2011 Morgan 3-Wheeler
The reveal of the Aero 8 in 2000 (also at Geneva) was a perfect way of catapulting Morgan into the 21st century, but no car better illustrates the company’s plucky attitude and sense of fun than the 3-Wheeler, which debuted in 2011.
There really is nothing quite like it – well, unless you count the original three-wheeled runabout from the ’30s. Morgan’s sympathetic update of its most distinctive car to date, complete with graphics packages and the usual vast range of personalisation, at once captured the brand’s past and gave hope for its future.
In a curious parallel, Aston Martin launched its Toyota-based Cygnet at the same show. It wasn’t received quite so well, but interestingly, both sold new for around £30k – and a decade later, you’ll still pay similar money for both.
2017 McLaren 720S
McLaren launched its first car since the F1 in 2011. The MP4-12C was an impressive, if not particularly emotive car – and yet just six short years later, the 2017 Geneva show saw the debut of one of the most spectacular modern supercars to emerge from any company.
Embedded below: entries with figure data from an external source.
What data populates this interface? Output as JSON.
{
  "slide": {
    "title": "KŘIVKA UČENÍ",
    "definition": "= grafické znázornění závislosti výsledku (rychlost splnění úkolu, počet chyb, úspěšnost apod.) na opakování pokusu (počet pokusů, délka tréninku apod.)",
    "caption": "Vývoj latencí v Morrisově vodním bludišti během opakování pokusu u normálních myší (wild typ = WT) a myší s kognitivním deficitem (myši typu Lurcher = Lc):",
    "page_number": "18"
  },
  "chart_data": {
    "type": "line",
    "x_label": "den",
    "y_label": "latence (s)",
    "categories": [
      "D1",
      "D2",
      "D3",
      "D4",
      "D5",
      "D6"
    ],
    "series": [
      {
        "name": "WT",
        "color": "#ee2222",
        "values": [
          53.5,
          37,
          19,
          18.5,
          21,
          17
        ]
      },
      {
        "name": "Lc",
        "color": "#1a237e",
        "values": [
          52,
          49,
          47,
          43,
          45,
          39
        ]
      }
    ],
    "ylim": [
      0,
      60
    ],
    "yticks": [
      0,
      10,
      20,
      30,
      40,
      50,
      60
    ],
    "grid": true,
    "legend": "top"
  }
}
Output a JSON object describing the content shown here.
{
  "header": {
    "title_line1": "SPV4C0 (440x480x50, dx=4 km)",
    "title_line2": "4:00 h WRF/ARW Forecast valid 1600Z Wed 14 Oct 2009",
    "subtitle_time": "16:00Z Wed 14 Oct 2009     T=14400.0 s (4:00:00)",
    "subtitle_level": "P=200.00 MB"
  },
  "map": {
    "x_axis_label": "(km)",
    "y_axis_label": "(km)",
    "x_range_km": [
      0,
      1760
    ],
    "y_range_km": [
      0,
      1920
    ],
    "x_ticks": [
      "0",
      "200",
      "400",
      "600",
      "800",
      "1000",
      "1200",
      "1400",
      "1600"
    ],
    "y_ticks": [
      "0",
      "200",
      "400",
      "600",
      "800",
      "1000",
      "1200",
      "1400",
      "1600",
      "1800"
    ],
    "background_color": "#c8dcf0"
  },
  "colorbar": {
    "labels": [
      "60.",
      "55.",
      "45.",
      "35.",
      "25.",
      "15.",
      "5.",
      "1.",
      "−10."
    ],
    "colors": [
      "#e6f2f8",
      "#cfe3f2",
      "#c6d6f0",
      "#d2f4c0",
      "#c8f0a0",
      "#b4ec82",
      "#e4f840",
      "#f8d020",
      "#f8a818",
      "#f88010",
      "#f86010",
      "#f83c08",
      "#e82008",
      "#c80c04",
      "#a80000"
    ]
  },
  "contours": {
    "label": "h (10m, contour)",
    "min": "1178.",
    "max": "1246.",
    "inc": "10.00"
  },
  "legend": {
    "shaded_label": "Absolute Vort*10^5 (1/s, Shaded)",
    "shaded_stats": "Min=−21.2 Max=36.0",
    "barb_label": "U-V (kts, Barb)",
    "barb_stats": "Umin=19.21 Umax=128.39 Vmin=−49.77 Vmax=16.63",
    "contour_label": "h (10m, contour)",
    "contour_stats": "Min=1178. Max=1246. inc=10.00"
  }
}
With headlights like eye sockets the car’s styling wasn’t universally popular, but otherwise the 720S was a true beauty and its 710bhp, 4-litre twin-turbocharged V8 certainly had numbers in its favour.
As it turns out, the 720S was spectacular on the road too – there’s an argument to be made that even the latest Ferraris and Lamborghinis haven’t quite surpassed it in some areas – and more remarkably still, McLaren has advanced even further in the four years since.
2018 Jaguar I-Pace
Jaguar’s reveal of the all-electric I-Pace at the 2018 Geneva motor show has taken on extra significance with the recent news that the brand aims to go fully-electric in the coming years. The I-Pace is no longer just a competitive luxury EV, but the progenitor of Jaguar’s future direction.
Like others on this list though, it’s also a genuinely good car, still taking the occasional group test victory and – in the right specification at least – looking striking in a way few other electric cars have quite managed. It drives like a Jag too, but whether buyers in a few decades will view it as fondly as a classic XJ remains to be answered.